Masyarakat Adat Dayak Bi Somu Tuntut PT. MKS Noyan akibat Ingkar Janji
Penulis: TN. Foto: TN. Editor: K. Gunui’ dan Giring.
Noyan, Sekayam, KR-Persoalan terkait kelapa sawit tampaknya semakin meningkat dan tak kunjung pernah selesai. Meski Presiden Jokowi sudah menerbitkan Perpres tentang moratorium perkebunan kelapa sawit, namum masih ada saja perusahaan kelapa sawit yang berusaha masuk dan meng HGU kan tanah atau lahan Masyarakat Adat dengan iming-iming kesejahteraan. Sayangnya, seringkali kenyataan itu lain dari janji yang sudah dinyatakan, yang semula warga berharap mau untung tapi apa daya malah jadi buntung.
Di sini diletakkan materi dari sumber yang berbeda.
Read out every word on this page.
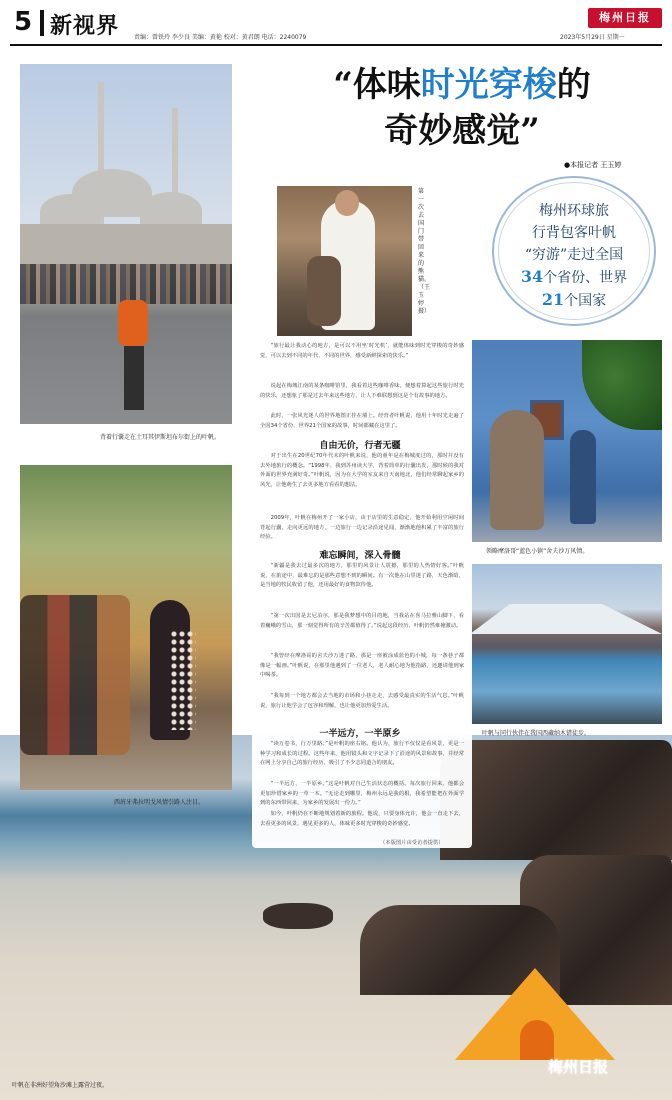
5 新视界 责编：曾铁玲 李少良 美编：黄艳 校对：黄君朗 电话：2240079
梅州日报
2023年5月29日 星期一
叶帆在非洲好望角沙滩上露营过夜。
梅州日报
背着行囊走在土耳其伊斯坦布尔街上的叶帆。
西班牙弗拉明戈风情引路人注目。
领略摩洛哥“蓝色小镇”舍夫沙万风情。
叶帆与同行伙伴在我国西藏纳木错徒步。
“体味时光穿梭的
奇妙感觉”
●本报记者 王玉婷
梅州环球旅
行背包客叶帆
“穷游”走过全国
34个省份、世界
21个国家
第一次去国门带回来的熊猫。（王玉婷 摄）
“旅行最让我动心的地方，是可以不用坐‘时光机’，就能体味到时光穿梭的奇妙感觉，可以去到不同的年代、不同的世界，感受新鲜探索的快乐。”
说起在梅城江南的某条咖啡馆里，我看着这些咖啡香味，便想着算起这些旅行时光的快乐，还想象了那是过去年来这些地方，让人不难联想到这是个有故事的地方。
此时，一张风光迷人的世界地图正挂在墙上。经营者叶帆说，他用十年时光走遍了全国34个省份、世界21个国家的故事，时间都藏在这里了。
自由无价，行者无疆
对于出生在20世纪70年代末的叶帆来说，他的童年是在梅城度过的，那时并没有去外地旅行的概念。“1998年，我到苏州读大学，背着简单的行囊出发，那时候的我对外面的世界充满好奇。”叶帆说，因为在大学的室友来自天南地北，他们经常聊起家乡的风光，让他萌生了去更多地方看看的想法。
2009年，叶帆在梅州开了一家小店，由于店里的生意稳定，他开始利用空闲时间背起行囊，走向更远的地方，一边旅行一边记录沿途见闻，渐渐地他积累了丰富的旅行经验。
难忘瞬间，深入骨髓
“新疆是我去过最多次的地方，那里的风景让人震撼，那里的人热情好客。”叶帆说，在旅途中，最难忘的是那些意想不到的瞬间。有一次他在山里迷了路，天色渐暗，是当地的牧民收留了他，还用最好的食物款待他。
“第一次出国是去尼泊尔，那是我梦想中的目的地，当我站在喜马拉雅山脚下，看着巍峨的雪山，那一刻觉得所有的辛苦都值得了。”说起这段经历，叶帆仍然难掩激动。
“我曾经在摩洛哥的舍夫沙万迷了路，那是一座被涂成蓝色的小城，每一条巷子都像是一幅画。”叶帆说，在那里他遇到了一位老人，老人耐心地为他指路，还邀请他到家中喝茶。
“我每到一个地方都会去当地的市场和小巷走走，去感受最真实的生活气息。”叶帆说，旅行让他学会了包容和理解，也让他更加热爱生活。
一半远方，一半原乡
“读万卷书，行万里路。”是叶帆的座右铭。他认为，旅行不仅仅是看风景，更是一种学习和成长的过程。这些年来，他用镜头和文字记录下了沿途的风景和故事，并经常在网上分享自己的旅行经历，吸引了不少志同道合的朋友。
“一半远方，一半原乡。”这是叶帆对自己生活状态的概括。每次旅行回来，他都会更加珍惜家乡的一草一木。“无论走到哪里，梅州永远是我的根，我希望能把在外面学到的东西带回来，为家乡的发展出一份力。”
如今，叶帆仍在不断地规划着新的旅程。他说，只要身体允许，他会一直走下去，去看更多的风景，遇见更多的人，体味更多时光穿梭的奇妙感觉。
（本版图片由受访者提供）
Itulah yang terjadi di Desa Lubuk Sabuk Kecamatan Sekayam dan sekitarnya. Pasalnya ada Perusahaan Mitra Karya Sentosa (PT. MKS) asal Sumatera berinvestasi di kawasan tersebut dan memiliki lahan HGU yang sudah mencaplok lahan-lahan warga sekitar. Memang ada yang mendapatkan ganti rugi lahan, tapi tidak sedikit warga yang tidak mendapatkan ganti rugi. Bahkan ada warga yang tak tahu kalau tanahnya sudah tercaplok HGU.
Desa Lubuk Sabuk mayoritas dihuni oleh Masyarakat Adat Dayak Sisang, korban kasus tersebut. Saat ini mereka tidak dapat mensertifikatkan tanah lahan perkebunan dan pertanian mereka sendiri karena masuk kawasan HGU.
Tak boleh di-HGU kan
“Seharusnya lahan adat milik Masyarakat Adat tidak boleh di- HGU kan, karena lahan tersebut adalah sumber mata pencaharian mereka sehari-hari. Apalagi sekarangkan sudah terbit Putusan MK 35 tahun 2012 tentang Hutan Adat,”ujar Tony, warga pemilik lahan yang terkena HGU kepada penulis, Kamis (9/1/2020).
Persoalan ini bermula pada tahun 2008 di mana pihak perusahaan berjanji kepada masyarakat memberikan kompensasi uang derasah atau uang pinjam lahan dan diganti dengan nilai Rp 5.000.000,- per ha. Jika dijual dan putus harga, maka diganti sebesar Rp 6.000.000,- per ha. Namun sebagian besar masyarakat menyepakati dengan derasah saja, karena tidak menghilangkan hak atas tanah, namun ternyata oleh perusahaan, tanah itu di-GHU kan yang berarti menjadi milik perusahaan. Ada perbedaan penafsiran tentang derasah tersebut sehingga seakan-akan perusahan sudah memiliki lahan Masyarakat Adat.
Aksi demonstrasi
Kemelut persoalan tersebut mendorong aksi demo yang melibatkan 40-an warga, aktivitas massa tersebut diketahui oleh Camat Noyan, Miko Martoyo dan Kepala Desa Lubuk Sabuk, Matius. Proses aksi demo disaksikan langsung oleh pihak perusahaan termasuk Kapolsek setempat. Demo itu akhirnya mencapai kesepakatan antar-para pihak dan ditandatangani langsung di area perkebunan PT. MKS, tapi Kapolsek dan pihak perusahaan enggan menuliskan nama serta menandatangani surat hasil keputusan demo tersebut.